Regresaron a la casa, instalaron la parrilla cerca del jeep y cocinaron la cena. El frío de la noche llegó en cuanto se borró la luz del sol. Baedecker vio dos picos volcánicos que reflejaban los últimos destellos al norte y al este. Esperaron a que las brasas estuvieran listas, pusieron las hamburguesas, añadieron gruesas rodajas de cebolla y comieron vorazmente, con cervezas.

– ¿Has pensado alguna vez en comprar el rancho y reconstruirlo? -preguntó Baedecker.

Dave negó con la cabeza.

– Demasiados fantasmas.

– Aun así, has venido a vivir en las cercanías.

– Sí.

– Una amiga mía dice que podría haber lugares de poder -dijo Baedecker-. Que no está mal que pasemos la vida buscándolos. ¿Qué opinas?

– Lugares de poder -dijo Dave-. Como las líneas magnéticas de fuerza de la señora Callahan, ¿eh?

Baedecker asintió. La idea sonaba absurda, desde luego.

– Creo que tu amiga tiene razón -dijo Dave.
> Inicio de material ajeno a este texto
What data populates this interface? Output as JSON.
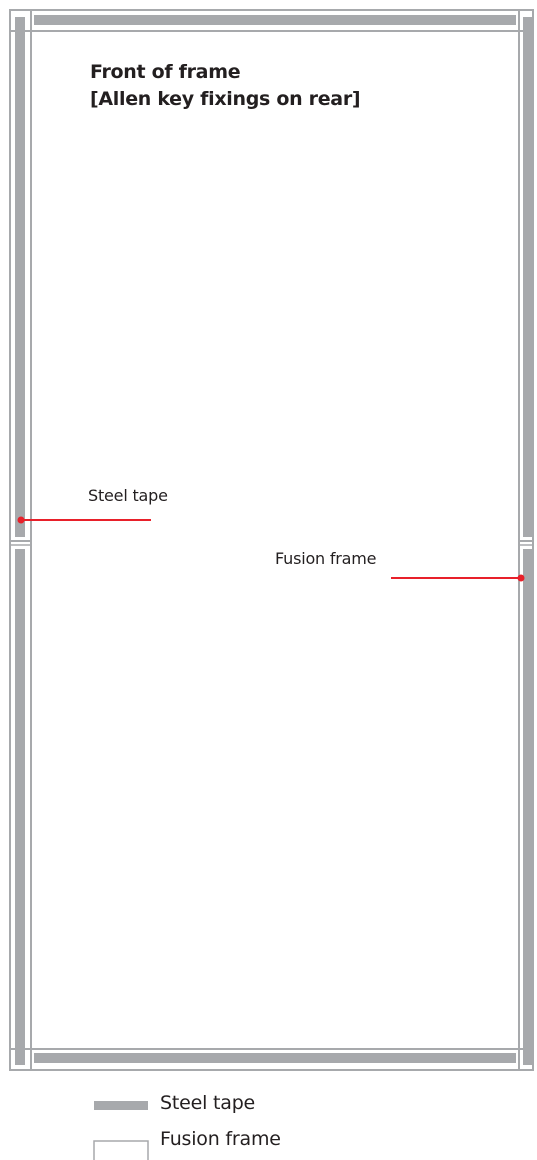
{
  "title": {
    "line1": "Front of frame",
    "line2": "[Allen key fixings on rear]"
  },
  "callouts": {
    "steel_tape": "Steel tape",
    "fusion_frame": "Fusion frame"
  },
  "legend": {
    "steel_tape": "Steel tape",
    "fusion_frame": "Fusion frame"
  },
  "colors": {
    "frame_outline": "#a7a9ac",
    "steel_tape": "#a7a9ac",
    "callout": "#e8202a",
    "text": "#231f20"
  }
}
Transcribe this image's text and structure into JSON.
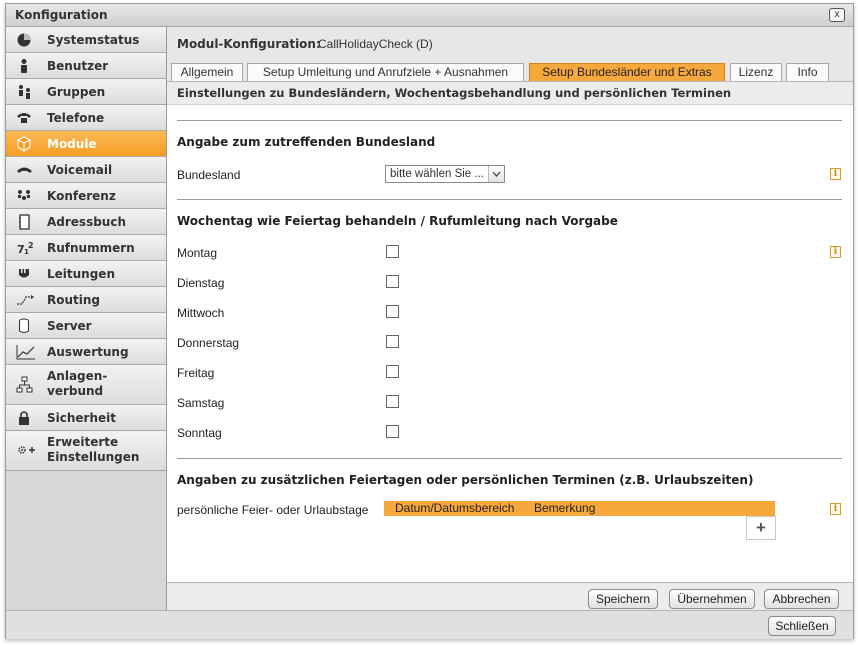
{
  "window": {
    "title": "Konfiguration",
    "close_label": "x"
  },
  "sidebar": {
    "items": [
      {
        "label": "Systemstatus",
        "icon": "pie-chart-icon"
      },
      {
        "label": "Benutzer",
        "icon": "user-icon"
      },
      {
        "label": "Gruppen",
        "icon": "group-icon"
      },
      {
        "label": "Telefone",
        "icon": "phone-icon"
      },
      {
        "label": "Module",
        "icon": "cube-icon",
        "active": true
      },
      {
        "label": "Voicemail",
        "icon": "voicemail-icon"
      },
      {
        "label": "Konferenz",
        "icon": "conference-icon"
      },
      {
        "label": "Adressbuch",
        "icon": "address-book-icon"
      },
      {
        "label": "Rufnummern",
        "icon": "numbers-icon"
      },
      {
        "label": "Leitungen",
        "icon": "lines-icon"
      },
      {
        "label": "Routing",
        "icon": "routing-icon"
      },
      {
        "label": "Server",
        "icon": "server-icon"
      },
      {
        "label": "Auswertung",
        "icon": "chart-icon"
      },
      {
        "label": "Anlagen-\nverbund",
        "icon": "network-icon"
      },
      {
        "label": "Sicherheit",
        "icon": "lock-icon"
      },
      {
        "label": "Erweiterte\nEinstellungen",
        "icon": "gear-plus-icon"
      }
    ]
  },
  "module": {
    "header_label": "Modul-Konfiguration:",
    "header_value": "CallHolidayCheck (D)"
  },
  "tabs": [
    {
      "label": "Allgemein"
    },
    {
      "label": "Setup Umleitung und Anrufziele + Ausnahmen"
    },
    {
      "label": "Setup Bundesländer und Extras",
      "active": true
    },
    {
      "label": "Lizenz"
    },
    {
      "label": "Info"
    }
  ],
  "subheader": "Einstellungen zu Bundesländern, Wochentagsbehandlung und persönlichen Terminen",
  "section1": {
    "title": "Angabe zum zutreffenden Bundesland",
    "field_label": "Bundesland",
    "select_value": "bitte wählen Sie ..."
  },
  "section2": {
    "title": "Wochentag wie Feiertag behandeln / Rufumleitung nach Vorgabe",
    "days": [
      "Montag",
      "Dienstag",
      "Mittwoch",
      "Donnerstag",
      "Freitag",
      "Samstag",
      "Sonntag"
    ]
  },
  "section3": {
    "title": "Angaben zu zusätzlichen Feiertagen oder persönlichen Terminen (z.B. Urlaubszeiten)",
    "field_label": "persönliche Feier- oder Urlaubstage",
    "columns": [
      "Datum/Datumsbereich",
      "Bemerkung"
    ],
    "add_label": "+"
  },
  "info_label": "i",
  "buttons": {
    "save": "Speichern",
    "apply": "Übernehmen",
    "cancel": "Abbrechen",
    "close": "Schließen"
  },
  "colors": {
    "accent": "#f7a83c",
    "sidebar_bg": "#d7d7d7"
  }
}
Sacó otra cerveza de la nevera portátil y le sacudió el hielo-. Pero apuesto a que la cosa es más complicada. Hay lugares de poder, sin duda. Pero es como decíamos anoche. Hay que contribuir a crearlos. Tienes que estar en el sitio indicado en el momento indicado y saberlo.

– ¿Y cómo lo sabes? -preguntó Baedecker.

– Porque sueñas con él pero no piensas en él -dijo Dave.

Baedecker abrió otra cerveza y apoyó los pies en el salpicadero. La casa era sólo una silueta contra un cielo desleído. Baedecker se cerró la cazadora.

– Sueñas con él pero no piensas en él.

– Correcto. ¿Has practicado alguna vez meditación zen?

– No.

– Yo la practiqué durante varios años -dijo Dave-. La idea es liberarte de los pensamientos, para que no haya nada entre tú y la cosa. Se supone que al no mirar ves con claridad.

– ¿Funcionó?

– No -contestó Dave-, no para mí. Me ponía a cantar mi mantra o lo que fuese y pensaba en todas las cosas del universo. La mitad del tiempo tenía sueños eróticos que me provocaban una erección. Pero encontré algo que sí funcionaba.

– ¿Qué?

– Nuestro entrenamiento para la misión -dijo Dave-. Las interminables simulaciones dieron el resultado que supuestamente debía dar la meditación.

Baedecker sacudió la cabeza.

– No estoy de acuerdo. Fue todo lo contrario. Toda la maldita cosa, cuando al fin ocurrió, era igual que las simulaciones. Yo no experimenté nada especial por toda la preprogramación que me habían inculcado las simulaciones.

– Sí -dijo Dave, dando un último mordisco a su hamburguesa-, eso creía yo. Luego comprendí que no era así. Lo que hicimos fue transformar esos dos días en la Luna en un sacramento.

– ¿Un sacramento? -Baedecker se caló la gorra sobre las cejas y frunció el ceño-. ¿Un sacramento?

– Joan era católica, ¿verdad? -preguntó Dave-. Recuerdo que ibas a misa con ella en Houston.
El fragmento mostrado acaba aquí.